LES APPLICATIONS DE TRACKING SOUS SURVEILLANCE

LES APPLICATIONS DE TRACKING SOUS SURVEILLANCE

Un comité de chercheurs étudie les impacts sociétaux des technologies utilisées dans la lutte contre le COVID-19

Depuis le début de la pandémie, les pays ont déployé toute une panoplie de dispositifs technologiques pour tenter d’enrayer la propagation du coronavirus. Particulièrement en Asie, avec le développement d’outils permettant notamment d’identifier les individus ayant été en contact avec des malades. 

Au Québec, les équipes de Yoshua Bengio de Mila, l’Institut Québécois d’intelligence artificielle, développent depuis plusieurs semaines une application mobile pour retracer les déplacements des personnes infectées. Elle pourrait nous aider à mieux évaluer les risques de contracter la maladie dans une phase de déconfinement par exemple. Son utilisation resterait volontaire. Mila serait d’ailleurs actuellement en discussion avancées avec les autorités.

Des outils qui font débat

Ces outils et projets soulèvent toutefois de nombreuses questions chez les éthiciens.

« A l’OBVIA, nous sommes préoccupés. Ces technologies peuvent être très utiles, mais elles posent des questions par rapport à des enjeux sociaux, éthiques et juridiques », nous affirme Lyse Langlois, Directrice scientifique de l’Observatoire international sur les impacts sociétaux de l’intelligence artificielle et du numérique.

L’Observatoire a obtenu 200 000$ des Fonds de recherche du Québec pour former un comité de chercheurs chargé d’évaluer les effets de ces outils dans la lutte contre le virus. Ils sont une quinzaine, issus de diverses universités. Leur mission : faire une veille des initiatives technologiques au Québec et à travers le monde et contribuer à la réflexion sur les enjeux qu’elles soulèvent. Le tout donnera lieu à des recommandations destinées aux autorités publiques.

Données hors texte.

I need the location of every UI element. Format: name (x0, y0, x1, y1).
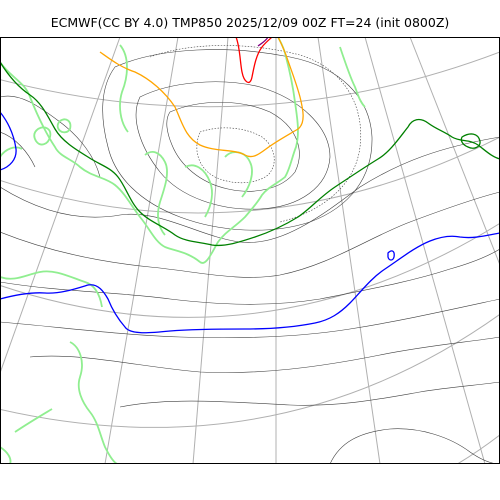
isotherm-plus12 (235, 37, 273, 84)
graticule-meridian (192, 37, 229, 464)
graticule-meridian (0, 37, 121, 375)
coastline (33, 126, 52, 146)
pressure-contour (0, 191, 500, 278)
map-canvas (0, 37, 500, 464)
coastline (0, 270, 103, 308)
coastline (0, 61, 201, 263)
coastline (0, 446, 12, 464)
pressure-contour (0, 298, 500, 339)
graticule-meridian (104, 37, 179, 464)
isotherms (0, 37, 500, 334)
coastlines (0, 37, 366, 464)
isotherm-minus6 (0, 232, 500, 334)
coastline (69, 341, 119, 464)
pressure-contours-dotted (149, 45, 362, 223)
graticule-meridian (409, 37, 500, 267)
isotherm-plus6 (99, 37, 304, 158)
graticule (0, 37, 500, 464)
coastline (0, 146, 23, 158)
coastline (144, 151, 168, 236)
graticule-parallel (0, 222, 500, 318)
map-title: ECMWF(CC BY 4.0) TMP850 2025/12/09 00Z F… (50, 15, 450, 30)
isotherm-minus6 (0, 111, 17, 171)
coastline (339, 46, 366, 108)
pressure-contour (196, 127, 275, 184)
weather-map (0, 37, 500, 464)
isotherm-0 (460, 133, 481, 149)
coastline (184, 164, 213, 218)
coastline (56, 118, 72, 134)
graticule-meridian (364, 37, 486, 464)
graticule-parallel (0, 51, 500, 108)
pressure-contour (102, 49, 373, 231)
isotherm-0 (0, 61, 500, 247)
graticule-parallel (0, 136, 500, 214)
pressure-contour (135, 81, 331, 210)
coastline (224, 151, 253, 198)
coastline (119, 44, 129, 133)
pressure-contour (166, 102, 300, 192)
pressure-contour (329, 428, 500, 464)
coastline (199, 37, 299, 264)
coastline (14, 408, 53, 433)
pressure-contour (0, 136, 500, 243)
pressure-contour (29, 336, 500, 373)
pressure-contour (0, 248, 500, 305)
graticule-parallel (0, 434, 500, 464)
pressure-contours (0, 49, 500, 464)
isotherm-minus6 (387, 250, 395, 261)
pressure-contour (119, 381, 500, 408)
graticule-parallel (0, 313, 500, 428)
pressure-contour (0, 131, 36, 168)
pressure-contour (149, 45, 362, 223)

« On travaille en interdisciplinarité. C’est majeur. Quand les concepteurs conçoivent ces outils-là, il faudrait que les autres disciplines puissent participer à la réflexion en amont, et non pas en bout de piste. Les éthiciens vont s’apercevoir immédiatement des problèmes ou questions que vont poser ces applications » poursuit la directrice de l’OBVIA.

Un enjeu de démocratie 

En France, l’application Stop Covid suscite déjà de nombreuses polémiques. Apple et Google ont annoncé qu’ils allaient travailler ensemble pour que leurs téléphones échangent des données via Bluetooth pour lutter contre le coronavirus. Et les risques de dérapages, particulièrement dans les régimes autoritaires comme la Chine sont bien réels. 

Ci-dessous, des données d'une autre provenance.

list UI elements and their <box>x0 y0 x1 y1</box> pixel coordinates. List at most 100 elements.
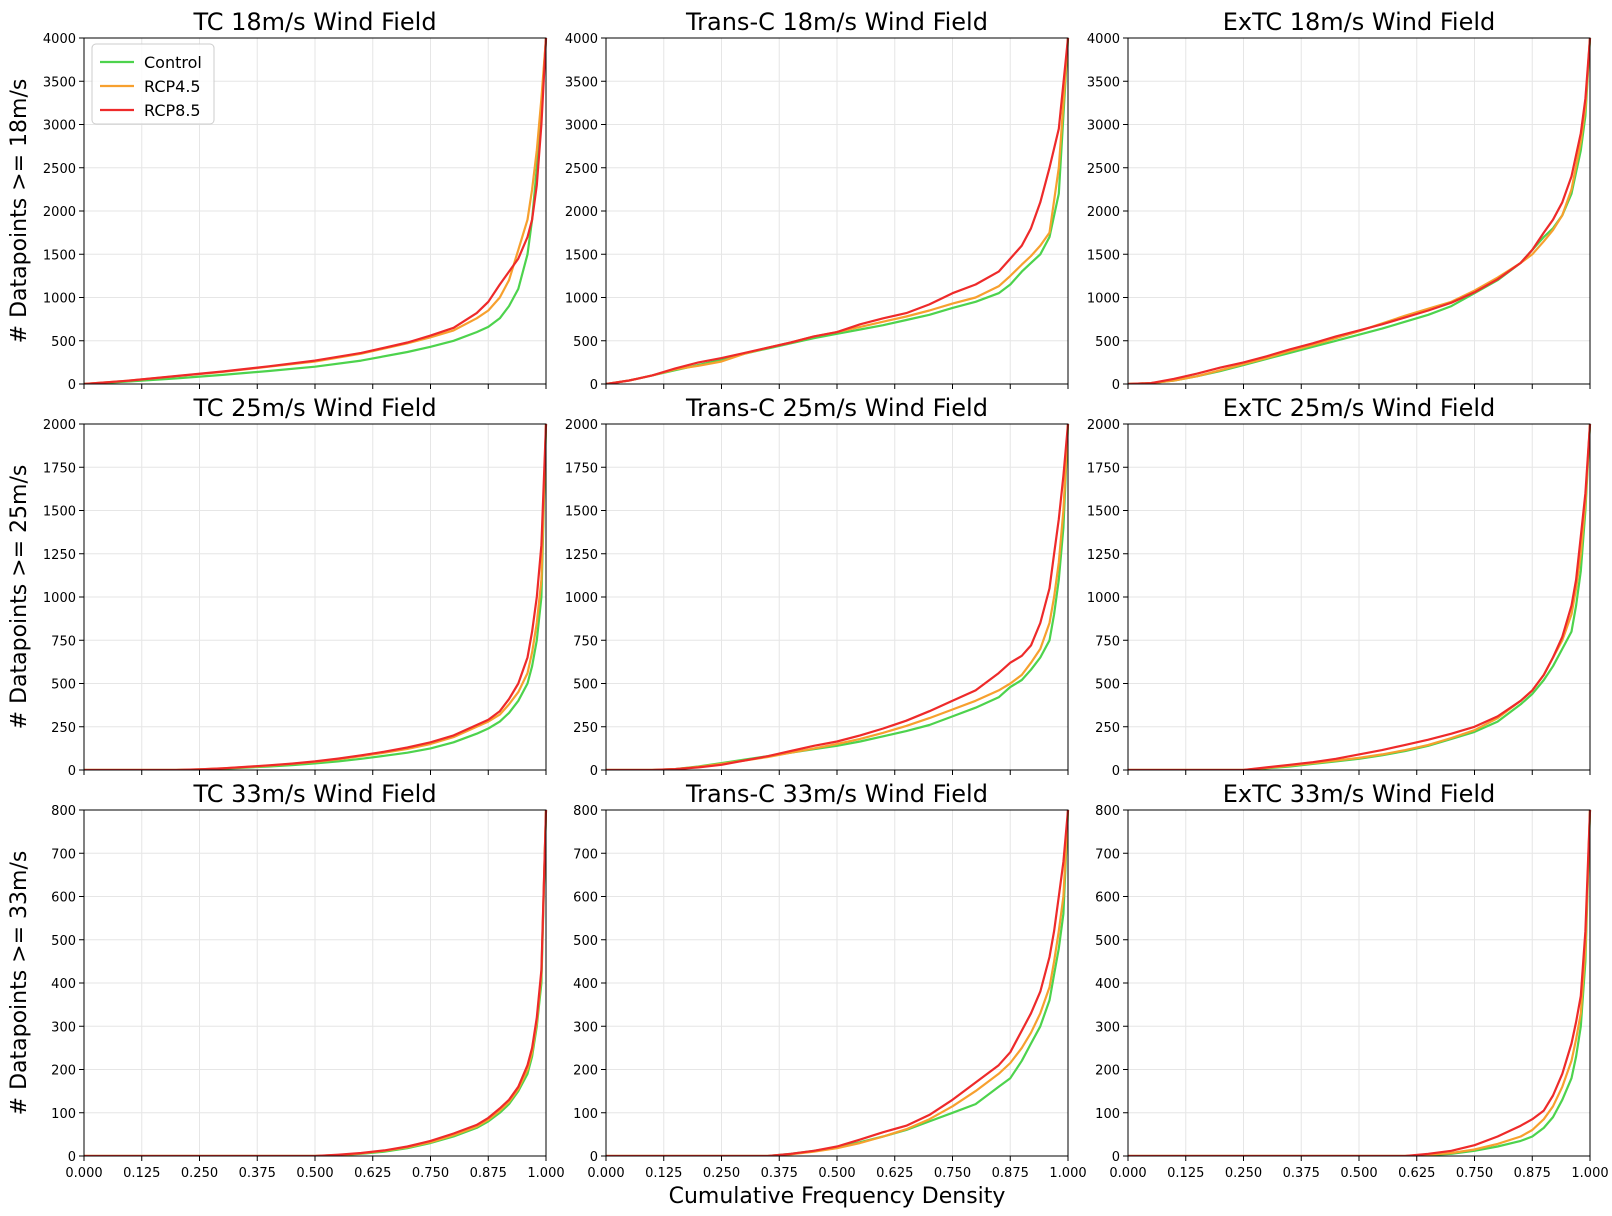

« Nous trouvons que c’est un enjeu de démocratie, et d’autodétermination. Quand on sait déjà que les compagnies privées possèdent énormément de données de géolocalisation sur nous. Nous nous posons beaucoup de questions. À qui appartiennent les données? Comment cela va être géré? En plus toutes ces applications de contact tracking qui se mettent en place, sont faites dans chaque pays avec les propres particularités de ces pays. Singapour, Taïwan, la Corée du Sud, ce sont des États qui sont habitués à vivre avec la technologie. Ici, on va se demander si on stigmatise une population qui a moins accès à la technologie, est-ce qu’on engendre de la discrimination?…  À l’OBVIA, nous souhaitons recommander et orienter. Le concept-clé, c’est l’innovation responsable » conclut Lyse Langlois.